UNCASVILLE, Conn. (AP) — With the deadly ambush of two Connecticut police officers still fresh in voters’ minds, Republican gubernatorial candidate Bob Stefanowski on Tuesday blamed a police reform law signed by Democratic Gov. Ned Lamont for encouraging lawlessness as the pair met in the final debate of the race.
The claim sparked a sharp rebuke from Lamont, who accused his opponent of politicizing the tragedy, calling it the “cheapest grandstanding imagined.”
Besides the economy and inflation, crime has been a key issue in the rematch race between Lamont and Stefanowski. It has become more heated since three Bristol Police officers were shot Oct. 12 in what police believe was an ambush set up by a 911 call made by the shooter. Two Bristol officers died.
Stefanowski recently began running a TV ad that features the wife of a police officer from another department who was seriously injured after being run down by repeat criminal. In the ad, the woman, whom Stefanowski pointed out in the debate audience, says she blames Lamont for the crime.
Two years ago, Lamont signed into law a wide-ranging bill, proposed in the wake of the Minneapolis police killing of George Floyd, that made numerous changes to policing in Connecticut. It created a new inspector general to investigate police use-of-force cases, limited circumstances in which deadly force is justified, and allowed more civilian oversight of police departments.
The most contentious part of the new law, which sparked a protest at the state Capitol, allowed civil lawsuits against officers by individuals who have had their constitutional rights violated by police if those actions were deemed “malicious, wanton or willful,” among other things.
Following Tuesday’s debate, Stefanowski called it “unconscionable” for Lamont not to consider revamping the law after the two officers were killed.

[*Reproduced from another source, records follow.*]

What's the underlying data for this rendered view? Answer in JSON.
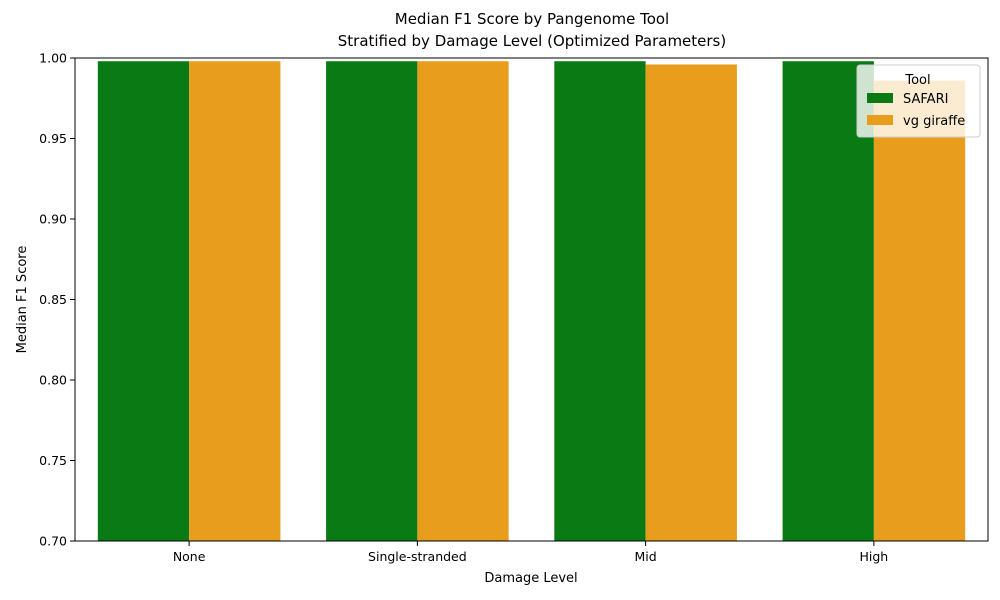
{
  "chart_data": {
    "type": "bar",
    "title": "Median F1 Score by Pangenome Tool",
    "subtitle": "Stratified by Damage Level (Optimized Parameters)",
    "xlabel": "Damage Level",
    "ylabel": "Median F1 Score",
    "categories": [
      "None",
      "Single-stranded",
      "Mid",
      "High"
    ],
    "series": [
      {
        "name": "SAFARI",
        "color": "#0a7a14",
        "values": [
          0.998,
          0.998,
          0.998,
          0.998
        ]
      },
      {
        "name": "vg giraffe",
        "color": "#e89e1c",
        "values": [
          0.998,
          0.998,
          0.996,
          0.986
        ]
      }
    ],
    "ylim": [
      0.7,
      1.0
    ],
    "yticks": [
      "0.70",
      "0.75",
      "0.80",
      "0.85",
      "0.90",
      "0.95",
      "1.00"
    ],
    "grid": false,
    "legend": {
      "title": "Tool",
      "placement": "top-right"
    }
  }
}
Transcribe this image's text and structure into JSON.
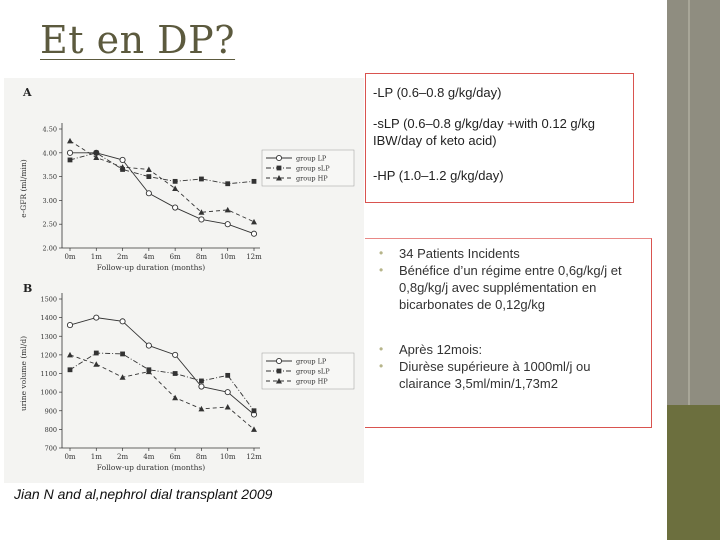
{
  "title": "Et en DP?",
  "legend_entries": [
    "group LP",
    "group sLP",
    "group HP"
  ],
  "box_a": {
    "line1": "-LP (0.6–0.8 g/kg/day)",
    "line2": "-sLP (0.6–0.8 g/kg/day +with 0.12 g/kg IBW/day of keto acid)",
    "line3": "-HP (1.0–1.2 g/kg/day)"
  },
  "bullets_group1": [
    "34 Patients Incidents",
    "Bénéfice d’un régime entre 0,6g/kg/j et 0,8g/kg/j avec supplémentation en bicarbonates de 0,12g/kg"
  ],
  "bullets_group2": [
    "Après 12mois:",
    "Diurèse supérieure à 1000ml/j ou clairance 3,5ml/min/1,73m2"
  ],
  "bullet_symbol": "•",
  "citation": "Jian N and al,nephrol dial transplant 2009",
  "colors": {
    "accent": "#d9534f",
    "title": "#5c5a3e",
    "bar_top": "#8f8d80",
    "bar_bottom": "#6c6f3e"
  },
  "chart_data": [
    {
      "type": "line",
      "panel_label": "A",
      "ylabel": "e-GFR (ml/min)",
      "xlabel": "Follow-up duration (months)",
      "categories": [
        "0m",
        "1m",
        "2m",
        "4m",
        "6m",
        "8m",
        "10m",
        "12m"
      ],
      "ylim": [
        2.0,
        4.5
      ],
      "yticks": [
        "2.00",
        "2.50",
        "3.00",
        "3.50",
        "4.00",
        "4.50"
      ],
      "series": [
        {
          "name": "group LP",
          "marker": "circle",
          "dash": "solid",
          "values": [
            4.0,
            4.0,
            3.85,
            3.15,
            2.85,
            2.6,
            2.5,
            2.3
          ]
        },
        {
          "name": "group sLP",
          "marker": "square",
          "dash": "dashdot",
          "values": [
            3.85,
            4.0,
            3.65,
            3.5,
            3.4,
            3.45,
            3.35,
            3.4
          ]
        },
        {
          "name": "group HP",
          "marker": "triangle",
          "dash": "dashed",
          "values": [
            4.25,
            3.9,
            3.7,
            3.65,
            3.25,
            2.75,
            2.8,
            2.55
          ]
        }
      ]
    },
    {
      "type": "line",
      "panel_label": "B",
      "ylabel": "urine volume (ml/d)",
      "xlabel": "Follow-up duration (months)",
      "categories": [
        "0m",
        "1m",
        "2m",
        "4m",
        "6m",
        "8m",
        "10m",
        "12m"
      ],
      "ylim": [
        700,
        1500
      ],
      "yticks": [
        "700",
        "800",
        "900",
        "1000",
        "1100",
        "1200",
        "1300",
        "1400",
        "1500"
      ],
      "series": [
        {
          "name": "group LP",
          "marker": "circle",
          "dash": "solid",
          "values": [
            1360,
            1400,
            1380,
            1250,
            1200,
            1030,
            1000,
            880
          ]
        },
        {
          "name": "group sLP",
          "marker": "square",
          "dash": "dashdot",
          "values": [
            1120,
            1210,
            1205,
            1120,
            1100,
            1060,
            1090,
            900
          ]
        },
        {
          "name": "group HP",
          "marker": "triangle",
          "dash": "dashed",
          "values": [
            1200,
            1150,
            1080,
            1110,
            970,
            910,
            920,
            800
          ]
        }
      ]
    }
  ]
}
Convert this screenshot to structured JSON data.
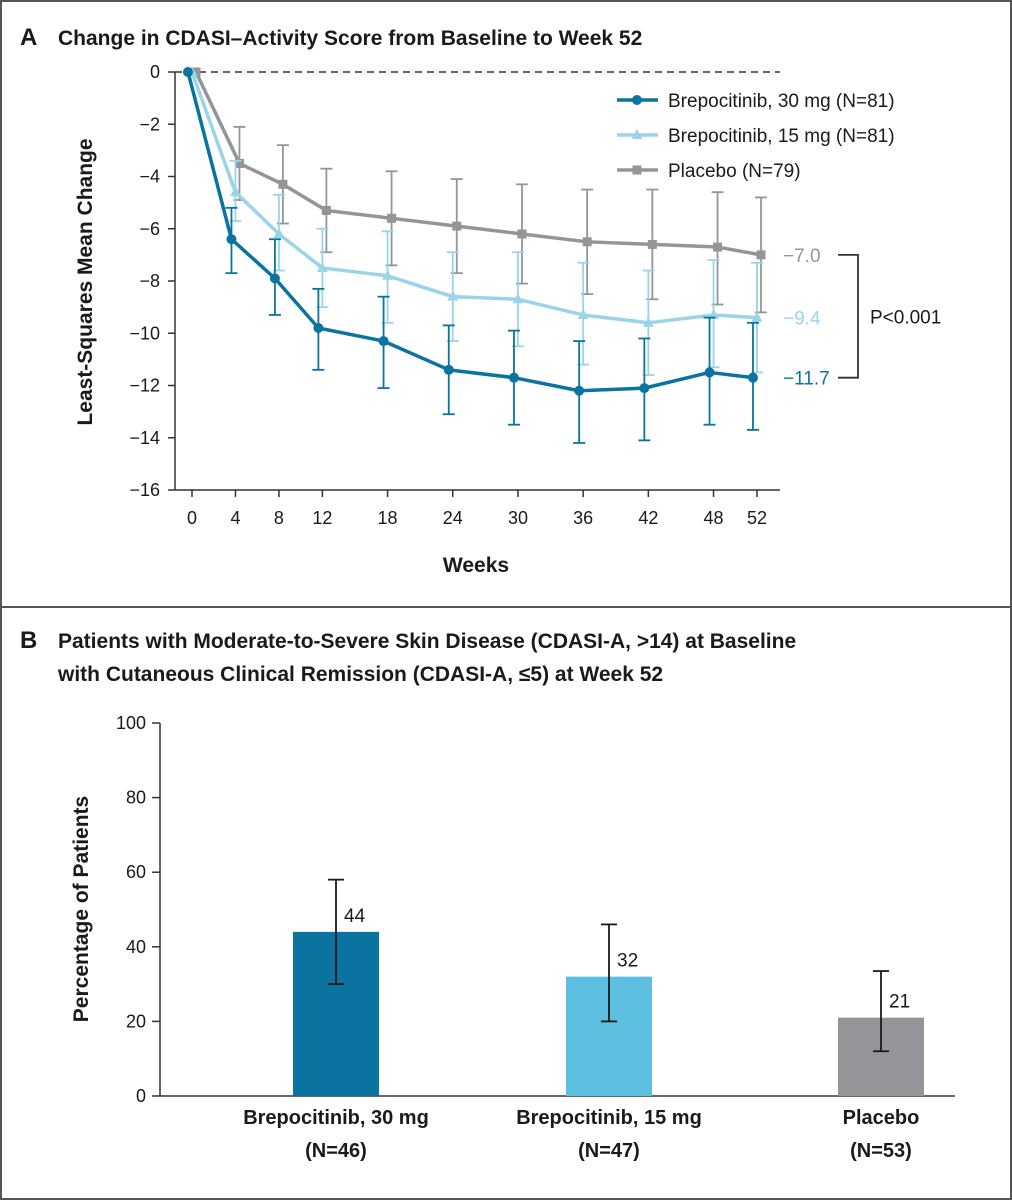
{
  "colors": {
    "dark_blue": "#0a73a0",
    "light_blue": "#99d4e8",
    "gray": "#939598",
    "bar_dark_blue": "#0a73a0",
    "bar_light_blue": "#5dbfdf",
    "bar_gray": "#939598",
    "frame": "#555555"
  },
  "chart_data": [
    {
      "panel": "A",
      "type": "line",
      "title": "Change in CDASI–Activity Score from Baseline to Week 52",
      "xlabel": "Weeks",
      "ylabel": "Least-Squares Mean Change",
      "x_ticks": [
        0,
        4,
        8,
        12,
        18,
        24,
        30,
        36,
        42,
        48,
        52
      ],
      "y_ticks": [
        0,
        -2,
        -4,
        -6,
        -8,
        -10,
        -12,
        -14,
        -16
      ],
      "y_tick_labels": [
        "0",
        "−2",
        "−4",
        "−6",
        "−8",
        "−10",
        "−12",
        "−14",
        "−16"
      ],
      "xlim": [
        0,
        52
      ],
      "ylim": [
        -16,
        0
      ],
      "reference_line": 0,
      "legend_position": "top-right",
      "series": [
        {
          "name": "Brepocitinib, 30 mg (N=81)",
          "color_key": "dark_blue",
          "marker": "circle",
          "x": [
            0,
            4,
            8,
            12,
            18,
            24,
            30,
            36,
            42,
            48,
            52
          ],
          "y": [
            0,
            -6.4,
            -7.9,
            -9.8,
            -10.3,
            -11.4,
            -11.7,
            -12.2,
            -12.1,
            -11.5,
            -11.7
          ],
          "err_low": [
            0,
            -7.7,
            -9.3,
            -11.4,
            -12.1,
            -13.1,
            -13.5,
            -14.2,
            -14.1,
            -13.5,
            -13.7
          ],
          "err_high": [
            0,
            -5.2,
            -6.4,
            -8.3,
            -8.6,
            -9.7,
            -9.9,
            -10.3,
            -10.2,
            -9.4,
            -9.6
          ],
          "end_label": "−11.7"
        },
        {
          "name": "Brepocitinib, 15 mg (N=81)",
          "color_key": "light_blue",
          "marker": "triangle",
          "x": [
            0,
            4,
            8,
            12,
            18,
            24,
            30,
            36,
            42,
            48,
            52
          ],
          "y": [
            0,
            -4.6,
            -6.2,
            -7.5,
            -7.8,
            -8.6,
            -8.7,
            -9.3,
            -9.6,
            -9.3,
            -9.4
          ],
          "err_low": [
            0,
            -5.7,
            -7.6,
            -9.0,
            -9.6,
            -10.3,
            -10.5,
            -11.2,
            -11.6,
            -11.3,
            -11.5
          ],
          "err_high": [
            0,
            -3.4,
            -4.7,
            -6.0,
            -6.1,
            -6.9,
            -6.9,
            -7.3,
            -7.6,
            -7.2,
            -7.3
          ],
          "end_label": "−9.4"
        },
        {
          "name": "Placebo (N=79)",
          "color_key": "gray",
          "marker": "square",
          "x": [
            0,
            4,
            8,
            12,
            18,
            24,
            30,
            36,
            42,
            48,
            52
          ],
          "y": [
            0,
            -3.5,
            -4.3,
            -5.3,
            -5.6,
            -5.9,
            -6.2,
            -6.5,
            -6.6,
            -6.7,
            -7.0
          ],
          "err_low": [
            0,
            -4.9,
            -5.8,
            -6.9,
            -7.4,
            -7.7,
            -8.1,
            -8.5,
            -8.7,
            -8.9,
            -9.2
          ],
          "err_high": [
            0,
            -2.1,
            -2.8,
            -3.7,
            -3.8,
            -4.1,
            -4.3,
            -4.5,
            -4.5,
            -4.6,
            -4.8
          ],
          "end_label": "−7.0"
        }
      ],
      "annotation": "P<0.001"
    },
    {
      "panel": "B",
      "type": "bar",
      "title_line1": "Patients with Moderate-to-Severe Skin Disease (CDASI-A, >14) at Baseline",
      "title_line2": "with Cutaneous Clinical Remission (CDASI-A, ≤5) at Week 52",
      "ylabel": "Percentage of Patients",
      "xlabel": "",
      "ylim": [
        0,
        100
      ],
      "y_ticks": [
        0,
        20,
        40,
        60,
        80,
        100
      ],
      "categories": [
        {
          "line1": "Brepocitinib, 30 mg",
          "line2": "(N=46)"
        },
        {
          "line1": "Brepocitinib, 15 mg",
          "line2": "(N=47)"
        },
        {
          "line1": "Placebo",
          "line2": "(N=53)"
        }
      ],
      "values": [
        44,
        32,
        21
      ],
      "value_labels": [
        "44",
        "32",
        "21"
      ],
      "err_low": [
        30,
        20,
        12
      ],
      "err_high": [
        58,
        46,
        33.5
      ],
      "bar_color_keys": [
        "bar_dark_blue",
        "bar_light_blue",
        "bar_gray"
      ]
    }
  ]
}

“For him to not even consider, not even consider changing it, is crazy,” said Stefanowski, who said he has heard from police officers who believe the legislation helped to create a culture of “tolerance” for criminals and a lack of respect for police officers. Stefanowski, who has been endorsed by multiple police unions in the state, accused Lamont of showing a “lack of respect” for law enforcement.
Lamont said it was a “horrible accusation” for Stefanowski to say he doesn’t care about officers.
“That’s shocking. You know, I was there at Rentschler Field,” he said referring to the stadium where a massive funeral was held for Bristol officers Dustin DeMonte and Alex Hamzy. “I was there with 15,000 men and women in blue. I know exactly what that means. I just think you can’t make those accusations. It’s false and unfair and they’re wrong.”
Rob Hotaling, the governor candidate on the Connecticut Independent Party ticket and the only biracial contender in the race, said he understands the safety concerns of police officers but also the safety concerns of people like him who have been racially profiled for crimes they didn’t commit.
“When you go through that experience, you realize you take a different perspective on the police accountability bill,” said Hotaling. He said he agreed with Lamont that Stefanowski was “politicizing” the issue.
“Police officers lost their lives. We need to respect that. But then you look at, OK, how do we make sure our communities are safe? Our police are safe? We should leave the politicization out of the way,” he said. “There’s no room for that in a civil society.”